Believe in yourself, then act like it.
She didn’t have technology, social media, or a community like CREW Miami to lean on. What she had was a simple practice: belief in herself, a commitment to do the right thing, working with her community, and honoring her team both inside and outside the office. When you move that way, answers have a way of meeting you halfway.
What She’s Proudest Of
Asked about pride, she goes home first:
My greatest joys, my children, my grandchildren.
Then she widens the circle to team and city, to repeat guests who became friends, to neighbors who became partners, to students who became colleagues.
A Legacy That Lights the Way
Ramola Motwani’s journey is more than a success story, it’s a testament to the human spirit’s boundless potential. From refugee roots to reshaping cities and uplifting lives, she embodies resilience that turns dreams into legacies. As she continues giving back through education and mentorship, she reminds us: “There’s nothing we cannot do if we believe in ourselves.” Her story urges us to embrace our challenges, harness our inner power, and create ripples of positive change. Ramola Motwani doesn’t just build buildings; she builds hope.

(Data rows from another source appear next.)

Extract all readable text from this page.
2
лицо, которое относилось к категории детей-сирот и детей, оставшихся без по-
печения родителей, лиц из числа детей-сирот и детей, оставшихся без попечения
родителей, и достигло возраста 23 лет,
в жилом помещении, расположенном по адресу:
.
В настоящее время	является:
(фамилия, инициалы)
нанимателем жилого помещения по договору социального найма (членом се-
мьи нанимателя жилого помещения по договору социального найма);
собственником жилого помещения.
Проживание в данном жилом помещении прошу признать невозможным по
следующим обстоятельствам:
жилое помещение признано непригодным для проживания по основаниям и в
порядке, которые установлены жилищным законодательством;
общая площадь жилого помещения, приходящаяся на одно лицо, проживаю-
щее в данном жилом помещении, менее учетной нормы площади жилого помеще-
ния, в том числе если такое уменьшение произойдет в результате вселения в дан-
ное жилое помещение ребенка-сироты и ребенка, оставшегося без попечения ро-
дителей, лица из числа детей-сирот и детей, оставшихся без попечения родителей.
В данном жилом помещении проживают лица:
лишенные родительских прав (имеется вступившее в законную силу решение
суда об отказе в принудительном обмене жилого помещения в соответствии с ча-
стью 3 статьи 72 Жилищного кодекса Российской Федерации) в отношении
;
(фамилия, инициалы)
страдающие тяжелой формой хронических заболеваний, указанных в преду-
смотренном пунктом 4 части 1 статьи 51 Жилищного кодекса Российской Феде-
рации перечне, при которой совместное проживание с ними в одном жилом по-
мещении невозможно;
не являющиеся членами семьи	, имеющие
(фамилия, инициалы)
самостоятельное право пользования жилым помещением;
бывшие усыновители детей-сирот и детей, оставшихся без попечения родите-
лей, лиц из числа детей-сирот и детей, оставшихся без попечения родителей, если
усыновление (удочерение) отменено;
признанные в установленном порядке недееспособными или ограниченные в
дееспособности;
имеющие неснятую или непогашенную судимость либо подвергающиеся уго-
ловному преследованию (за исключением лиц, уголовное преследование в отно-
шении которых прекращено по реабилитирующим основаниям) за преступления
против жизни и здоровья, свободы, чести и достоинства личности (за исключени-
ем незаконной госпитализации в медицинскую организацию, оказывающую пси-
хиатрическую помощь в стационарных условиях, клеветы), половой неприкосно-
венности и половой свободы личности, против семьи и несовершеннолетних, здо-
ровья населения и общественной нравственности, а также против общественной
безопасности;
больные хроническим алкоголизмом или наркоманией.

The Power of the CREW Miami Community
CREW Miami is so much more than a logo on a step‑and‑repeat; it’s a community of members who build, finance, entitle, lease, and lead together. Under President Josie Legido Correa (Director of Business Development at JWR Construction Services, Inc.), the chapter runs on relationships that turn mentorship into sponsorships and friendships and real deals. On stage, Wendy Ruiz Cofiño held a conversation that was both tender and tactical. No wonder we left with full hearts and a concrete to-do list.

The Last Word (for now)
There’s a line that I will be quoting often: “Women are always empowered, just give them the opportunity.” We didn’t just hear Ramola’s story; we were reminded to be somebody’s 26th bank, someone’s first yes, someone’s next door that opens – to look within ourselves for answers, and to keep going, one right step at a time.